Fundraising

Accrued Interest

Interest that accumulates on convertible notes over time, typically converting to additional equity.

Formula

Simple Interest Accrual:

Accrued Interest = Principal x Rate x Time

Total Converting = Principal + Accrued Interest

Example: $500K at 6% for 18 months:

$500K x 0.06 x 1.5 = $45K accrued

Definition

What is Accrued Interest?

Convertible notes earn interest (typically 4-8% annually) that accumulates over time. At conversion, this interest usually converts to additional shares rather than being paid in cash.

Interest Impact

On a $500K note at 6% held for 2 years, accrued interest adds $60K. That extra $60K converts to shares, giving the investor more equity than the principal alone would provide.

SAFEs vs. Notes

SAFEs don't accrue interest. This is one key difference from convertible notes.
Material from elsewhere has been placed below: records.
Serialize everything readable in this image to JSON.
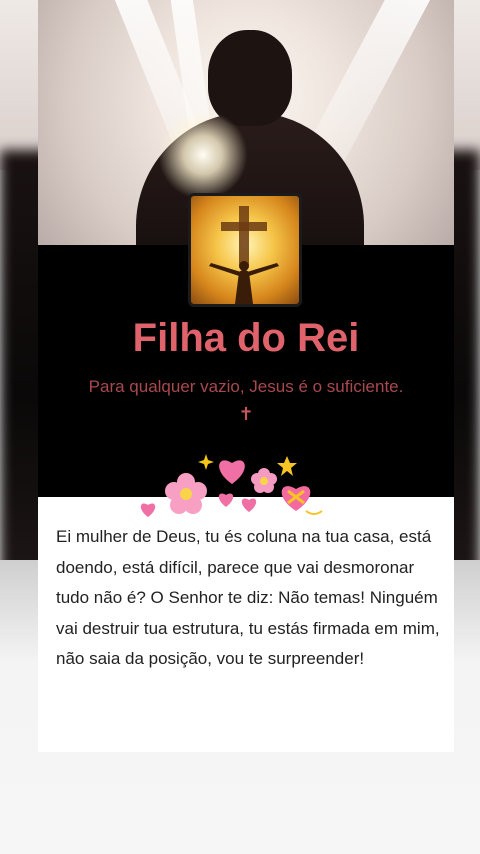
{
  "profile": {
    "title": "Filha do Rei",
    "subtitle": "Para qualquer vazio, Jesus é o suficiente.",
    "cross": "✝"
  },
  "post": {
    "text": "Ei mulher de Deus, tu és coluna na tua casa, está doendo, está difícil, parece que vai desmoronar tudo não é? O Senhor te diz: Não temas! Ninguém vai destruir tua estrutura, tu estás firmada em mim, não saia da posição, vou te surpreender!"
  },
  "colors": {
    "title": "#e0636c",
    "subtitle": "#a8494f",
    "card_background": "#000000",
    "text_box": "#ffffff"
  },
  "icons": [
    "sparkles-icon",
    "heart-icon",
    "star-icon",
    "flower-icon",
    "heart-with-ribbon-icon"
  ]
}
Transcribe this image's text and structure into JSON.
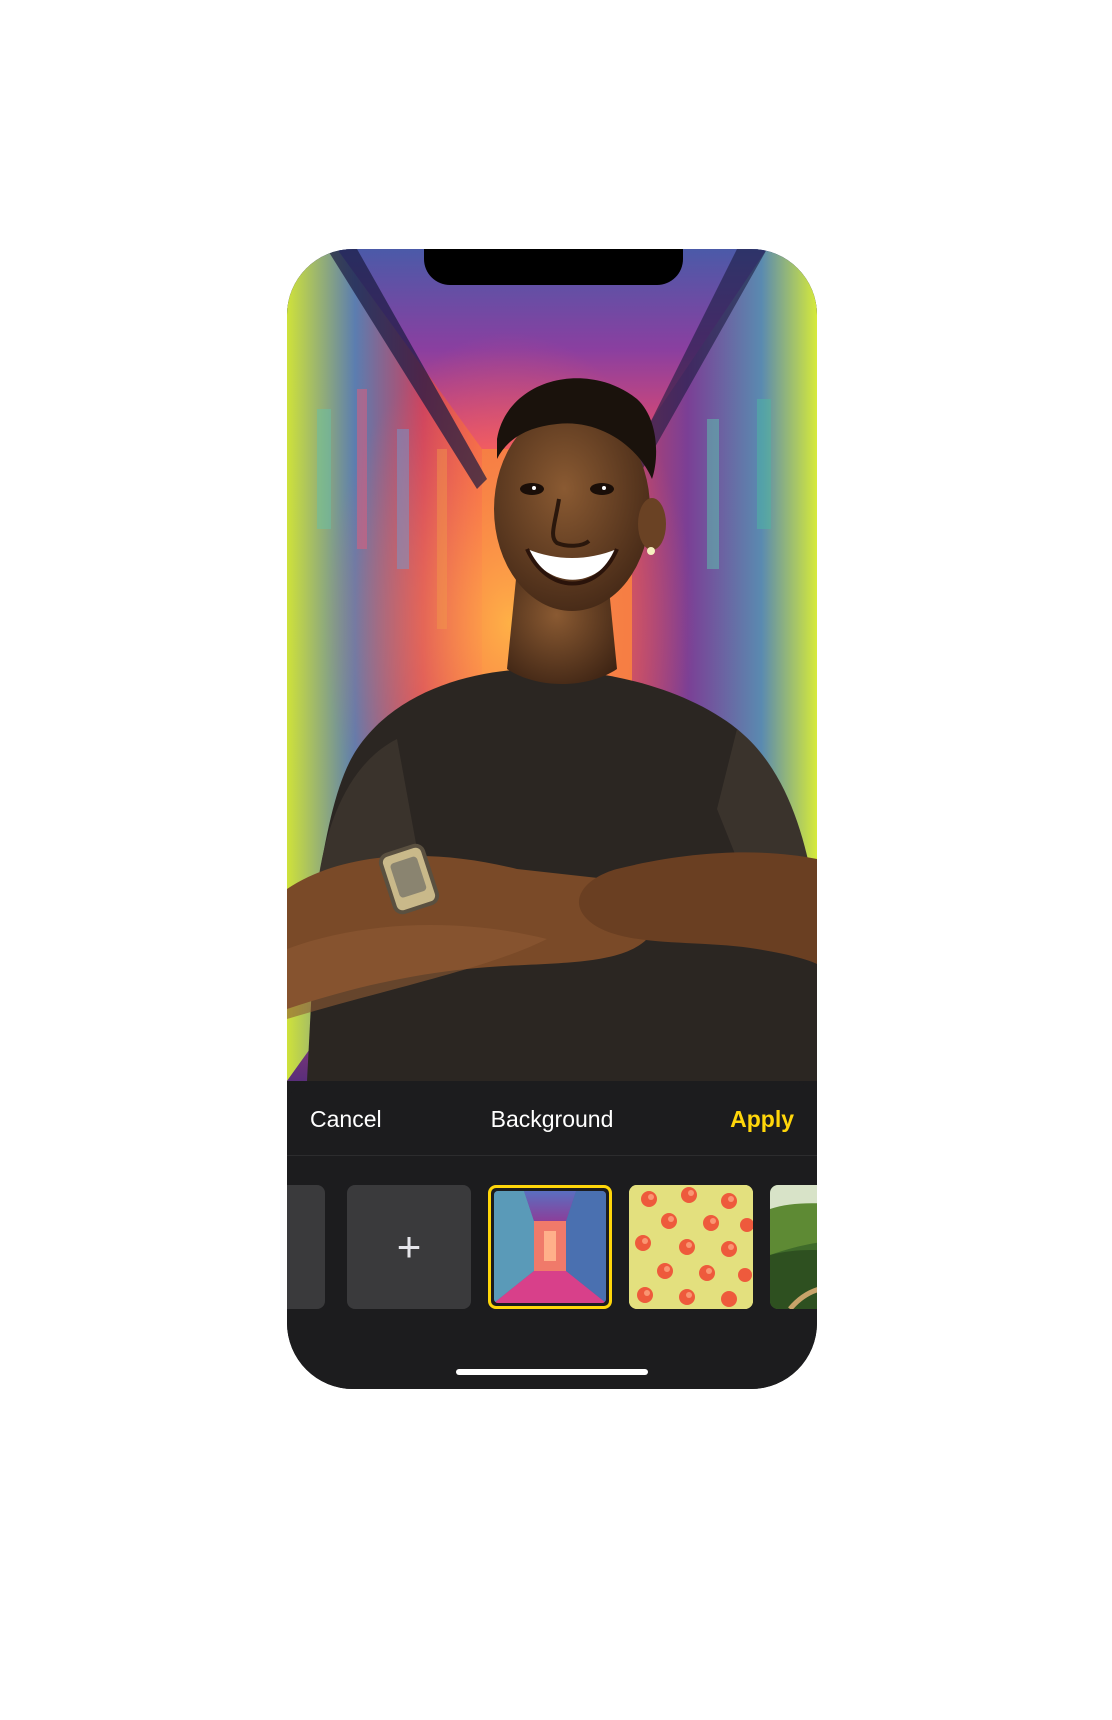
{
  "sheet": {
    "cancel_label": "Cancel",
    "title": "Background",
    "apply_label": "Apply"
  },
  "thumbnails": {
    "add_symbol": "+",
    "items": [
      {
        "name": "thumbnail-partial",
        "selected": false
      },
      {
        "name": "add-background",
        "selected": false
      },
      {
        "name": "neon-corridor",
        "selected": true
      },
      {
        "name": "peaches-pattern",
        "selected": false
      },
      {
        "name": "green-landscape",
        "selected": false
      }
    ]
  },
  "colors": {
    "accent": "#ffd60a",
    "sheet_background": "#1c1c1e",
    "tile_background": "#3a3a3c",
    "text": "#ffffff"
  }
}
Founders often prefer SAFEs to avoid the complexity and extra dilution from accrued interest.

Example

Convertible note: $300K at 5% interest.

Time to conversion: 2 years.

Accrued interest: $300K x 5% x 2 = $30K

Total converting: $330K

If conversion price is $1/share:

Original principal: 300,000 shares

With accrued interest: 330,000 shares

10% more dilution from interest alone.